Hello Hope For Widows Foundation Community,
Today, November 15, 2018 is Children’s Grief Awareness Day.We honor all children in their grieving process. Dr. Alan D. Wolfelt, the author of Companioning The Grieving Child: A Soulful Guide for Caregivers and Founder and Director, of Center for Loss and Life Transition, gives us the importance of Children’s Grief Awareness Day. He writes: “Children’s Grief Awareness Day allows us to advocate that any child that is old enough to love is old enough to mourn. We can all work together to be advocates and teach other adults how children are natural mourners but that they need the love and support of caring adults. To be “bereaved” in part means “to have special needs” This day allows us to highlight what some of the special needs of grieving children are and help others create places where children experiencing grief are safe to openly and authentically mourn. And we know that if children mourn well, they go on to live well and love well.”
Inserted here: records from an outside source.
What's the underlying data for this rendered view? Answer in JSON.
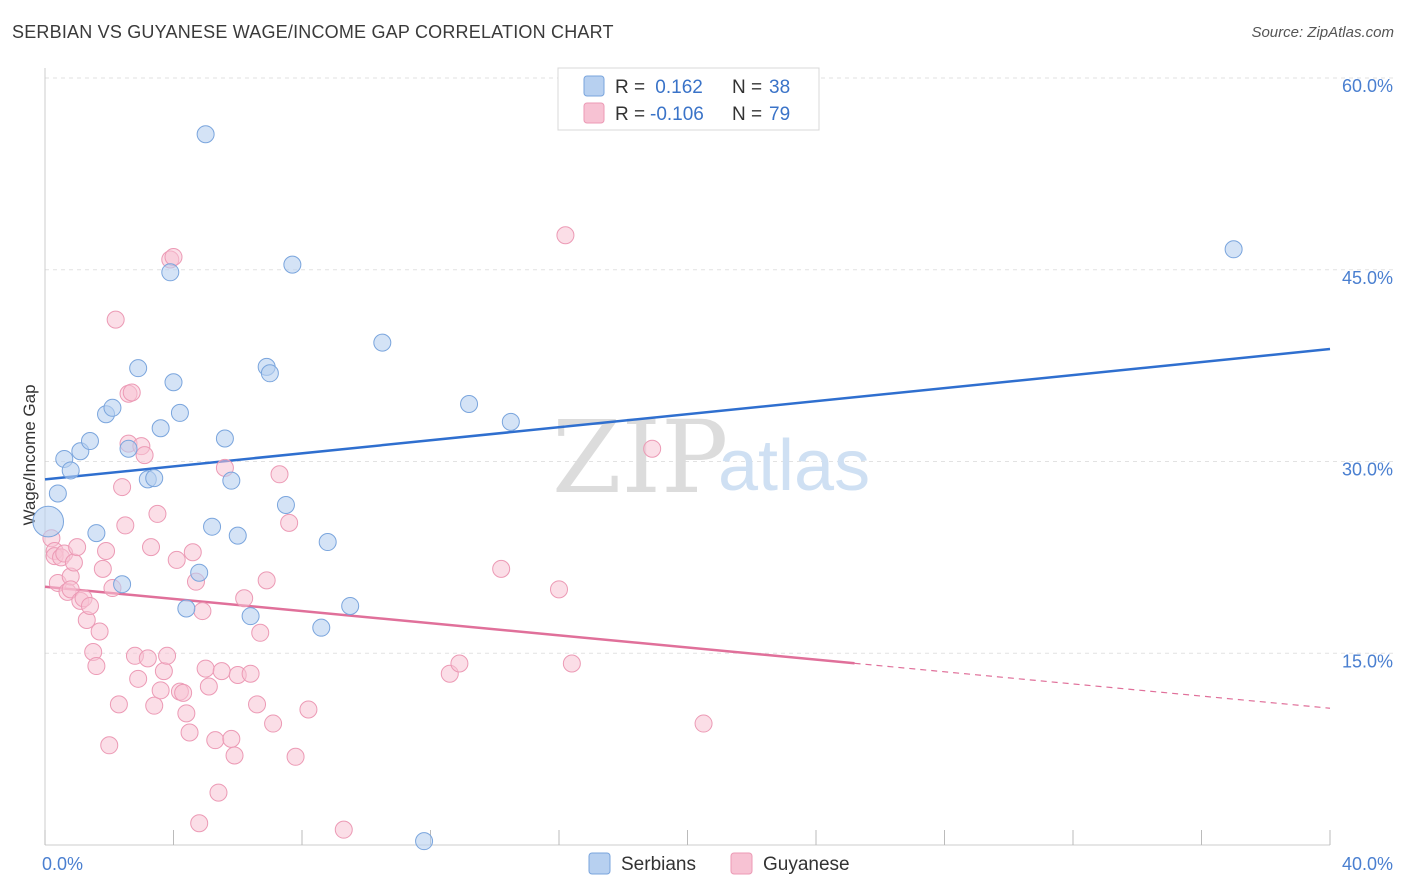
{
  "title": "SERBIAN VS GUYANESE WAGE/INCOME GAP CORRELATION CHART",
  "source": "Source: ZipAtlas.com",
  "watermark": {
    "zip": "ZIP",
    "atlas": "atlas"
  },
  "colors": {
    "serbians_fill": "#b7d0f0",
    "serbians_stroke": "#7aa5dd",
    "serbians_line": "#2f6fcf",
    "guyanese_fill": "#f7c2d3",
    "guyanese_stroke": "#ec9ab5",
    "guyanese_line": "#e0709a",
    "axis_text": "#4a7fd0",
    "grid": "#e2e2e2"
  },
  "legend": {
    "rows": [
      {
        "r_label": "R =",
        "r_value": " 0.162",
        "n_label": "N =",
        "n_value": "38"
      },
      {
        "r_label": "R =",
        "r_value": "-0.106",
        "n_label": "N =",
        "n_value": "79"
      }
    ]
  },
  "bottom_legend": [
    "Serbians",
    "Guyanese"
  ],
  "chart_data": {
    "type": "scatter",
    "title": "SERBIAN VS GUYANESE WAGE/INCOME GAP CORRELATION CHART",
    "xlabel": "",
    "ylabel": "Wage/Income Gap",
    "xlim": [
      0,
      40
    ],
    "ylim": [
      0,
      60
    ],
    "x_tick_labels": [
      "0.0%",
      "40.0%"
    ],
    "y_ticks": [
      15,
      30,
      45,
      60
    ],
    "y_tick_labels": [
      "15.0%",
      "30.0%",
      "45.0%",
      "60.0%"
    ],
    "grid": true,
    "legend_position": "top-center",
    "series": [
      {
        "name": "Serbians",
        "r": 0.162,
        "n": 38,
        "trend": {
          "x": [
            0,
            40
          ],
          "y": [
            28.6,
            38.8
          ],
          "dashed_from": null
        },
        "points": [
          [
            0.1,
            25.3,
            1.8
          ],
          [
            0.4,
            27.5,
            1
          ],
          [
            0.6,
            30.2,
            1
          ],
          [
            0.8,
            29.3,
            1
          ],
          [
            1.1,
            30.8,
            1
          ],
          [
            1.4,
            31.6,
            1
          ],
          [
            1.6,
            24.4,
            1
          ],
          [
            1.9,
            33.7,
            1
          ],
          [
            2.1,
            34.2,
            1
          ],
          [
            2.4,
            20.4,
            1
          ],
          [
            2.6,
            31.0,
            1
          ],
          [
            2.9,
            37.3,
            1
          ],
          [
            3.2,
            28.6,
            1
          ],
          [
            3.4,
            28.7,
            1
          ],
          [
            3.6,
            32.6,
            1
          ],
          [
            3.9,
            44.8,
            1
          ],
          [
            4.0,
            36.2,
            1
          ],
          [
            4.2,
            33.8,
            1
          ],
          [
            4.4,
            18.5,
            1
          ],
          [
            4.8,
            21.3,
            1
          ],
          [
            5.0,
            55.6,
            1
          ],
          [
            5.2,
            24.9,
            1
          ],
          [
            5.6,
            31.8,
            1
          ],
          [
            5.8,
            28.5,
            1
          ],
          [
            6.0,
            24.2,
            1
          ],
          [
            6.4,
            17.9,
            1
          ],
          [
            6.9,
            37.4,
            1
          ],
          [
            7.0,
            36.9,
            1
          ],
          [
            7.5,
            26.6,
            1
          ],
          [
            7.7,
            45.4,
            1
          ],
          [
            8.6,
            17.0,
            1
          ],
          [
            8.8,
            23.7,
            1
          ],
          [
            9.5,
            18.7,
            1
          ],
          [
            10.5,
            39.3,
            1
          ],
          [
            11.8,
            0.3,
            1
          ],
          [
            13.2,
            34.5,
            1
          ],
          [
            14.5,
            33.1,
            1
          ],
          [
            37.0,
            46.6,
            1
          ]
        ]
      },
      {
        "name": "Guyanese",
        "r": -0.106,
        "n": 79,
        "trend": {
          "x": [
            0,
            40
          ],
          "y": [
            20.2,
            10.7
          ],
          "dashed_from": 25.2
        },
        "points": [
          [
            0.2,
            24.0
          ],
          [
            0.3,
            23.0
          ],
          [
            0.3,
            22.6
          ],
          [
            0.4,
            20.5
          ],
          [
            0.5,
            22.5
          ],
          [
            0.6,
            22.8
          ],
          [
            0.7,
            19.8
          ],
          [
            0.8,
            21.0
          ],
          [
            0.8,
            20.0
          ],
          [
            0.9,
            22.1
          ],
          [
            1.0,
            23.3
          ],
          [
            1.1,
            19.1
          ],
          [
            1.2,
            19.3
          ],
          [
            1.3,
            17.6
          ],
          [
            1.4,
            18.7
          ],
          [
            1.5,
            15.1
          ],
          [
            1.6,
            14.0
          ],
          [
            1.7,
            16.7
          ],
          [
            1.8,
            21.6
          ],
          [
            1.9,
            23.0
          ],
          [
            2.0,
            7.8
          ],
          [
            2.1,
            20.1
          ],
          [
            2.2,
            41.1
          ],
          [
            2.3,
            11.0
          ],
          [
            2.4,
            28.0
          ],
          [
            2.5,
            25.0
          ],
          [
            2.6,
            31.4
          ],
          [
            2.6,
            35.3
          ],
          [
            2.7,
            35.4
          ],
          [
            2.8,
            14.8
          ],
          [
            2.9,
            13.0
          ],
          [
            3.0,
            31.2
          ],
          [
            3.1,
            30.5
          ],
          [
            3.2,
            14.6
          ],
          [
            3.3,
            23.3
          ],
          [
            3.4,
            10.9
          ],
          [
            3.5,
            25.9
          ],
          [
            3.6,
            12.1
          ],
          [
            3.7,
            13.6
          ],
          [
            3.8,
            14.8
          ],
          [
            3.9,
            45.8
          ],
          [
            4.0,
            46.0
          ],
          [
            4.1,
            22.3
          ],
          [
            4.2,
            12.0
          ],
          [
            4.3,
            11.9
          ],
          [
            4.4,
            10.3
          ],
          [
            4.5,
            8.8
          ],
          [
            4.6,
            22.9
          ],
          [
            4.7,
            20.6
          ],
          [
            4.8,
            1.7
          ],
          [
            4.9,
            18.3
          ],
          [
            5.0,
            13.8
          ],
          [
            5.1,
            12.4
          ],
          [
            5.3,
            8.2
          ],
          [
            5.4,
            4.1
          ],
          [
            5.5,
            13.6
          ],
          [
            5.6,
            29.5
          ],
          [
            5.8,
            8.3
          ],
          [
            5.9,
            7.0
          ],
          [
            6.0,
            13.3
          ],
          [
            6.2,
            19.3
          ],
          [
            6.4,
            13.4
          ],
          [
            6.6,
            11.0
          ],
          [
            6.7,
            16.6
          ],
          [
            6.9,
            20.7
          ],
          [
            7.1,
            9.5
          ],
          [
            7.3,
            29.0
          ],
          [
            7.6,
            25.2
          ],
          [
            7.8,
            6.9
          ],
          [
            8.2,
            10.6
          ],
          [
            9.3,
            1.2
          ],
          [
            12.6,
            13.4
          ],
          [
            12.9,
            14.2
          ],
          [
            14.2,
            21.6
          ],
          [
            16.2,
            47.7
          ],
          [
            16.4,
            14.2
          ],
          [
            18.9,
            31.0
          ],
          [
            20.5,
            9.5
          ],
          [
            16.0,
            20.0
          ]
        ]
      }
    ]
  }
}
Also, Kenneth J. Doka, Senior Consultant of The Hospice Foundation of America writes: “Children grieve, too. That simple fact is often unrecognized so children become disenfranchised grievers. In some cases, they are disenfranchised (without a right to grieve) because we think they cannot understand or we wish to protect them, and ourselves. In other cases we may misunderstand the ways their grief is expressed, perhaps in behavioral issues, or even play.
I’m the parent of 2 daughters who were ages 8 years and 2 months old when their father passed away 8 ½ years ago. They each have their own individualized grieving process. Just imagine how my oldest, Jordan, who is now 16, has had to cope with, being fatherless. Crying on Father’s Day, starting Junior and Senior High school, learning to drive a car, not having a male perspective of life in the home, navigating adolescence. These are all stages to be mourned when a child has lost a father. Even having someone to to run to when she doesn’t agree with me. Its just not fair. She will grieve this loss for the rest of her life. But as she matures into young adulthood, I see that the grief that was once an albatross around her neck, keeping her from moving forward, is transforming her into an eagle, daring her to soar to her destiny. She’s growing through her pain. Its an honor to be able to witness.
My youngest, who was only 2 months old when her father passed away, grieves what she’s never had. I remember when she was almost 2 and she she came to me angrily and stated “Where’s my Daddy!!!” Apparently between watching television and talking to daycare friends, her preschool mind deduced that I had help making her. She was correct and I was speechless. Then at about 4 years old, I was straightening the storage closet and she saw an old camping chair that was her father’s. She asked, whose it was and I said “Your Daddy’s”. Later that day, I saw that she had unfolded the chair and was laying across it as if in her father’s lap. I wept as I watched, never disturbing the Mikayla and daddy lap time she created.
A child often doesn’t understand the loss or the emotions behind it. It is up to the adults in the child’s life to gently guide them through the grief process understanding that there is no right or wrong way for a child to grieve. Love will lead the way for a child to heal from great loss.